Besides the concerns about miners stealing user funds, drivechain opponents also argue that merge mining will make nodes more expensive and mining less profitable. In contrast, miners will earn additional fees, and blind merge mining is opt-in only.

Drivechain critics further argue that it is an attack on Bitcoin and just a way to bring “shitcoins” to Bitcoin that won’t deliver much utility to the largest cryptocurrency. But advocates argue that these critics are just wary of change.

Concluding Thoughts

As we saw, there is a lot of conflict surrounding Drivechains, which are secondary blockchains that interact with a primary blockchain and aim to offer a better user experience. However, it is not a new development and has been discussed for many years.

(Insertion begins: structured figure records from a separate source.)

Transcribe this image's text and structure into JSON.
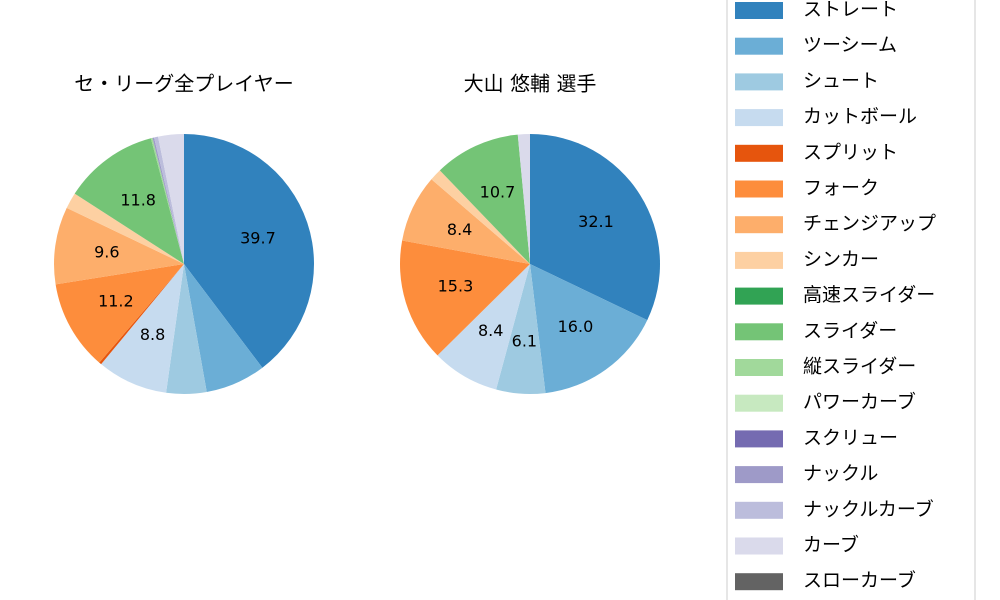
{
  "chart_data": [
    {
      "type": "pie",
      "title": "セ・リーグ全プレイヤー",
      "categories": [
        "ストレート",
        "ツーシーム",
        "シュート",
        "カットボール",
        "スプリット",
        "フォーク",
        "チェンジアップ",
        "シンカー",
        "高速スライダー",
        "スライダー",
        "縦スライダー",
        "パワーカーブ",
        "スクリュー",
        "ナックル",
        "ナックルカーブ",
        "カーブ",
        "スローカーブ"
      ],
      "values": [
        39.7,
        7.5,
        5.0,
        8.8,
        0.3,
        11.2,
        9.6,
        2.0,
        0,
        11.8,
        0.2,
        0,
        0,
        0.2,
        0.5,
        3.2,
        0
      ],
      "value_labels": [
        "39.7",
        null,
        null,
        "8.8",
        null,
        "11.2",
        "9.6",
        null,
        null,
        "11.8",
        null,
        null,
        null,
        null,
        null,
        null,
        null
      ],
      "colors": [
        "#3182bd",
        "#6baed6",
        "#9ecae1",
        "#c6dbef",
        "#e6550d",
        "#fd8d3c",
        "#fdae6b",
        "#fdd0a2",
        "#31a354",
        "#74c476",
        "#a1d99b",
        "#c7e9c0",
        "#756bb1",
        "#9e9ac8",
        "#bcbddc",
        "#dadaeb",
        "#636363"
      ]
    },
    {
      "type": "pie",
      "title": "大山 悠輔  選手",
      "categories": [
        "ストレート",
        "ツーシーム",
        "シュート",
        "カットボール",
        "スプリット",
        "フォーク",
        "チェンジアップ",
        "シンカー",
        "高速スライダー",
        "スライダー",
        "縦スライダー",
        "パワーカーブ",
        "スクリュー",
        "ナックル",
        "ナックルカーブ",
        "カーブ",
        "スローカーブ"
      ],
      "values": [
        32.1,
        16.0,
        6.1,
        8.4,
        0,
        15.3,
        8.4,
        1.5,
        0,
        10.7,
        0,
        0,
        0,
        0,
        0,
        1.5,
        0
      ],
      "value_labels": [
        "32.1",
        "16.0",
        "6.1",
        "8.4",
        null,
        "15.3",
        "8.4",
        null,
        null,
        "10.7",
        null,
        null,
        null,
        null,
        null,
        null,
        null
      ],
      "colors": [
        "#3182bd",
        "#6baed6",
        "#9ecae1",
        "#c6dbef",
        "#e6550d",
        "#fd8d3c",
        "#fdae6b",
        "#fdd0a2",
        "#31a354",
        "#74c476",
        "#a1d99b",
        "#c7e9c0",
        "#756bb1",
        "#9e9ac8",
        "#bcbddc",
        "#dadaeb",
        "#636363"
      ]
    }
  ]
}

On the positive side, Drivechains will help the Bitcoin network to scale effectively, allow for permissionless experimentation, and boost adaptability. With this upgrade, Bitcoin users will gain optional access to features like privacy measures, smart contracts, and additional tokens, thereby paving the way for new and innovative use cases and products within the Bitcoin ecosystem.

However, it is not without its issues, as this would require a soft fork to implement and may include vulnerabilities and added complexity. But with just one upgrade, drivechains could allow future development to take place on top of Bitcoin with no further changes needed to the base layer.

Earlier this year, when Ordinals first started gaining traction, a similar debate broke out in the Bitcoin community, but so far, they have been making up the majority of Bitcoin transactions.

Now, the Drivechain proposal, according to Sztorc, is “inevitable” and will eventually be activated, as it pays fees to miners and allows for direct onboarding of funds to sidechains on top of Bitcoin. But for now, the community is debating the proposal with vigor, and it remains to be seen if and when it will be finally activated.